Marjorie Chambers played an active role in wider nursing affairs. A long-time member of the New Zealand Registered Nurses’ Association, she first joined its executive committee in 1950, serving on the nursing education and nursing services committees. She was president of both the North Otago and Canterbury branches, and was national president from 1956 until 1960. She was also a member of the board of directors of the International Council of Nurses, chairman of its South Pacific regional group and a member of its nursing services committee. From 1958 until 1966 she served as a member of the Nurses and Midwives Board. The overseas experience gained while attending the conferences of these organisations in Europe, Britain, Japan and Australia was, she said, ‘an inspiration’, which for her took the place of university education, and gave her the skills to carry out the expansion programmes demanded of her.
During both her matronships Marjorie Chambers was heavily involved in planning and developing new hospitals and new buildings. In Oamaru a diet kitchen and a maternity annexe were opened and the laboratories and nurses’ home extended. In Christchurch she oversaw the opening of Princess Margaret Hospital and extensions to several nurses’ homes before joining committees to investigate, then activate, the new building programme for Christchurch Hospital. These responsibilities led ultimately to what she saw as the biggest change in her personal career. In 1963 she was appointed matron in chief of all the board’s institutions, which meant relinquishing direct institutional control for overall management of wider nursing services. At this time she took off her uniform and moved into an office outside the hospital, thus signalling a new style in nursing leadership. That year her services to nursing were recognised with her appointment as an OBE. Prior to her retirement in April 1966, her portrait was painted by the artist Olivia Spencer Bower.

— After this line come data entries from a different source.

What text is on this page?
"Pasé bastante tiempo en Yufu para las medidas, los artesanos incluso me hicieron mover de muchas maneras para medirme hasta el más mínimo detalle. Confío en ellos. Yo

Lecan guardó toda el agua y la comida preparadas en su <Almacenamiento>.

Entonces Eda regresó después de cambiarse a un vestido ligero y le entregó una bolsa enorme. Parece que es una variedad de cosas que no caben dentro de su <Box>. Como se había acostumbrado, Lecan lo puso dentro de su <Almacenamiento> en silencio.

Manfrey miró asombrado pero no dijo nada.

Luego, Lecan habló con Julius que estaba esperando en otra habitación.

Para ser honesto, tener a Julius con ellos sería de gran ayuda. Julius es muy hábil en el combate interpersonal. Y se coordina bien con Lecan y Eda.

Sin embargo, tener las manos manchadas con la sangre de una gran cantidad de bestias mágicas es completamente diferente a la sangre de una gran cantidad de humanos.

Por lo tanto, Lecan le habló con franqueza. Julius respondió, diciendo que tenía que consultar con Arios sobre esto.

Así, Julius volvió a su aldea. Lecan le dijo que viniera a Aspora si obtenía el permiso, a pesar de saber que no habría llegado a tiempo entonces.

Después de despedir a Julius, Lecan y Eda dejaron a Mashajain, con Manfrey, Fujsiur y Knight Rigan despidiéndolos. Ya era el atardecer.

Tall, slim and elegant, Marjorie Chambers gained the respect and confidence of all who worked for her. Her outstanding organisational and administrative skills were invaluable at a time when nurse leaders were expected to become managers as well as teachers and moral guides. While retaining the ethical standards prevalent in her own training days, her enlightened attitude to change and progress enabled her to draw nursing into a more modern era. Marjorie Chambers died in Christchurch on 6 April 1989.